Para as 21h do dia seguinte, no mesmo chuveiro, foi marcada uma manifestação em repúdio à agressão policial. Cerca de 50 pessoas, inicialmente, despiram-se completamente (este número chegaria a 400 mais tarde). À volta, inúmeras pessoas vestidas apoiavam o protesto, tiravam fotos e muitos acabavam tirando a roupa para se unir à manifestação.
Do chuveiro, a marcha seguiu para a fogueira acesa no centro do acampamento. De lá, decidiram estender o protesto às ruas da cidade, em direção ao anfiteatro Pôr-do-Sol. A estudante de cinema da UFF Juliana Gontijo, 22 anos, conta que os manifestantes estavam sendo apoiados e bem-recebidos pelas pessoas nas ruas: "Ninguém se sentiu ofendido. Uma senhora até me parabenizou pela atitude."
Foi então que chegou a Brigada Militar, a guarda montada, além de duas motos e uma viatura. Todo este efetivo para reprimir uma manifestação pacífica, composta por pessoas nuas e desarmadas. A polícia encurralou os manifestantes e começou a avançar com os cavalos como forma de impor sua força. Neste ínterim, alguém que estava fora da manifestação atirou um objeto contra os policiais. A reação foi dura e imediata. Enquanto os cassetetes quebravam ossos, as espadas da guarda montada zuniam no ar e em quem estivesse na frente. Tatiana Calandrino, estudante de Direito da UFF, 19 anos, que também aderiu ao protesto, viveu o desespero de ver um homem ser atingido na nuca por um golpe de espada: "Ele sangrava. Sangrava muito. Depois disso, só me restou correr."
Leis caducas
Saldo da selvageria, estimado por fontes não-oficiais: três desaparecidos e cinco gravemente feridos, sendo um deles menor de idade.
A violência policial choca, incomoda e revolta. Mas o total desinteresse da grande imprensa por este fato é, no mínimo, questionável. Durante o evento, pouco se falou sobre as propostas que estavam sendo discutidas neste terceiro Fórum Social Mundial nos maiores veículos do país. O protesto em defesa da índia, então, quase não apareceu. E quando aparecia, a polícia nunca era vista como culpada. Era como se os manifestantes nus pudessem oferecer um grande perigo à sociedade, à ordem estabelecida.

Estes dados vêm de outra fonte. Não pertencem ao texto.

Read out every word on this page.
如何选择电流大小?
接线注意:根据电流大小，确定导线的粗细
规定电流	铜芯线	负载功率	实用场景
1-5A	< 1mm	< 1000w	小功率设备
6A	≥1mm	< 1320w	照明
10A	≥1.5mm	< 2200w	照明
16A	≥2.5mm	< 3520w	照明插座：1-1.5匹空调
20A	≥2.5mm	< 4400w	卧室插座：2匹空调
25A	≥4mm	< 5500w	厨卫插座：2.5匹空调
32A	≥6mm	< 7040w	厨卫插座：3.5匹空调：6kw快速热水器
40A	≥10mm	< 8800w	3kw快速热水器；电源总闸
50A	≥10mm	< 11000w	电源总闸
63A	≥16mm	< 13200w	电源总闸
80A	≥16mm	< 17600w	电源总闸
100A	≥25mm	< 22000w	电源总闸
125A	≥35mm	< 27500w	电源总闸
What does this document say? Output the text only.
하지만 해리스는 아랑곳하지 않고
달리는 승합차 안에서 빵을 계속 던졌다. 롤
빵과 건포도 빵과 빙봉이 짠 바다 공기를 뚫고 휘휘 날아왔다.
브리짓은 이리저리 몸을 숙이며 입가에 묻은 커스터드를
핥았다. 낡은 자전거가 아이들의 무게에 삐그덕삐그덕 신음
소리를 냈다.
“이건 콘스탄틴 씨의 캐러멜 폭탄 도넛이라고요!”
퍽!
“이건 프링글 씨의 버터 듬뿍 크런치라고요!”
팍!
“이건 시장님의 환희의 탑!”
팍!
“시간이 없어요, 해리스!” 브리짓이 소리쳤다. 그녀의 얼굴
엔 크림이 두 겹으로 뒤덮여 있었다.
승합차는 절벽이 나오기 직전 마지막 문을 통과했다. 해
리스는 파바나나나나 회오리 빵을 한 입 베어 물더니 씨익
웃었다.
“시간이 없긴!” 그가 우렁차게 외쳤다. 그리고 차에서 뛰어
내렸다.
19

A situação pode ficar ainda mais contraditória se pensarmos da seguinte maneira: se eu tirar a roupa na rua apanho, vou preso. Se eu desviar 36 milhões do erário respondo em liberdade até que as pessoas esqueçam. Depois, volto à ativa.
As leis estão caducas e muitas delas precisam ser revistas. Até porque, como cantavam os manifestantes, "Você aí parado, também nasceu pelado!"